Our efforts on the state budget go back to March when we had members from across the state travel to the capitol to advocate for and against various provisions in the state budget. We were very pleased that most items that we advocated on were addressed before the budget was signed into law.

There were no changes to state law regarding tax incremental financing (the ability for municipalities to exceed revenue caps) and prevailing wage provisions dealing with developer-financed infrastructure. The Department of Safety of Professional Services received an additional $5 million to support technology upgrades for trades credentialing.

Unfortunately, the Joint Committee on Finance removed a provision to provide a state tax advantage for first time homebuyer saving accounts that we supported. Additionally, with one of his partial vetoes Governor Evers added an increase in the registration fee for “heavy trucks” that we opposed.

The outcome of the recently signed state budget is a positive development for housing in Wisconsin.

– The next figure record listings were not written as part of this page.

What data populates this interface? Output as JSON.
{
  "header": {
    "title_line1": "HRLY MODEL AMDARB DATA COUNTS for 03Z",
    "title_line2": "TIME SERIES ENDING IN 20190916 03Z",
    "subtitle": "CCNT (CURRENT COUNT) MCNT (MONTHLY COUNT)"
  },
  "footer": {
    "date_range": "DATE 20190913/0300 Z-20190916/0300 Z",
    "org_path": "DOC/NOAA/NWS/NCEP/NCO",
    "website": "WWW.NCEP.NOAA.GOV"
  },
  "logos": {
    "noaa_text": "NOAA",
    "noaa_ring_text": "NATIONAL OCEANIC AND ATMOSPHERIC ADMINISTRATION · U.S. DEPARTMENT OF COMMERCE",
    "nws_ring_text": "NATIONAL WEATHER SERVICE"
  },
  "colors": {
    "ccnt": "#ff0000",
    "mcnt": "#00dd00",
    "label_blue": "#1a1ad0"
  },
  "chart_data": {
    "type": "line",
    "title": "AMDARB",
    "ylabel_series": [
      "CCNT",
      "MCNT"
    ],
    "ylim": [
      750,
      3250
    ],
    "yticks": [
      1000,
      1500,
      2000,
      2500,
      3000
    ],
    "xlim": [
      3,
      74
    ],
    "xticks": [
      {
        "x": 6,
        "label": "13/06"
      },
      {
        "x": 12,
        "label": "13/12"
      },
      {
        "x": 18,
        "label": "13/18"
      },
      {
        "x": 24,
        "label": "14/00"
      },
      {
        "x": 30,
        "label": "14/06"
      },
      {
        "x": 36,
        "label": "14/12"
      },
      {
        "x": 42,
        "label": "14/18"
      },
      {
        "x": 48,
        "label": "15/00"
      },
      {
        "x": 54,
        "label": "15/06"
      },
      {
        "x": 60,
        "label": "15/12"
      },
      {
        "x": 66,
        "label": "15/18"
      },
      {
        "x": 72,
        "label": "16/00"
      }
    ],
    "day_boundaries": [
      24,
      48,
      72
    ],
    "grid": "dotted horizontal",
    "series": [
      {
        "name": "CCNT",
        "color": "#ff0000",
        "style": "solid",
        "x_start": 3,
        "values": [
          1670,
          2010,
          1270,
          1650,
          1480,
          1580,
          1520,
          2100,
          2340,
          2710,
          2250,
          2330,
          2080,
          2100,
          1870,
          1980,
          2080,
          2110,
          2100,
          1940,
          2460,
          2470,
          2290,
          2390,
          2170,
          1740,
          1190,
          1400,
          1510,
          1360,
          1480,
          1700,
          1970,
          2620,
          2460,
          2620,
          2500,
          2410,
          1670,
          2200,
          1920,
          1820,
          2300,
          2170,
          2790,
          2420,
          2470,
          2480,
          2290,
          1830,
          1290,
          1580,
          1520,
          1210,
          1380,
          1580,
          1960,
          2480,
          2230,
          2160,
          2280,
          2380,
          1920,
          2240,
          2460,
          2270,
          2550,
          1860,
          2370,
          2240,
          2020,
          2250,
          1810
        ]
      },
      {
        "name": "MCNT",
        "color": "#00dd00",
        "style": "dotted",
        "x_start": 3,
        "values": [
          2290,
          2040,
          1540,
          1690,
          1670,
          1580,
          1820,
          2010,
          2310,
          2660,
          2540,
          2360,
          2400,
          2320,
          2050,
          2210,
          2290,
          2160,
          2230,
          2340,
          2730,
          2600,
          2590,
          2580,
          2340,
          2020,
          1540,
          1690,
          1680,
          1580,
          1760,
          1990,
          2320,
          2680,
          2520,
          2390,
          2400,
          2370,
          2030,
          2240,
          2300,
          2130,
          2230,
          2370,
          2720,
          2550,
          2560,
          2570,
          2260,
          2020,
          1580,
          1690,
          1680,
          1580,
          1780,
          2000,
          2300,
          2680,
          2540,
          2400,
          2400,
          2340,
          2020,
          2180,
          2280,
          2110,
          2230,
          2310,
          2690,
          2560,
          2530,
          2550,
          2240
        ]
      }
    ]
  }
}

Going forward, one of our main priorities of this session is to not backtrack on the reforms we gained over the previous eight years. Reforming the process to apply for single family building permits remains a top priority this fall. Our bill to make sure municipalities are not asking for both a paper and online building permit form has already passed the state assembly on a bipartisan voice vote and has had a hearing in the Senate Committee on Utilities and Housing. We are hopeful that this bill will be voted out of the Senate Committee soon, thus available for a vote by the full state senate when they return in September.

With twenty-one coauthors in both political parties, including the chairs and ranking democrat members of both housing committees, and the strong support so far for this important reform, we believe we are making a strong case for this bill to signed into law by Governor Evers. We continue to look forward to other ways can advance the pro-housing agenda.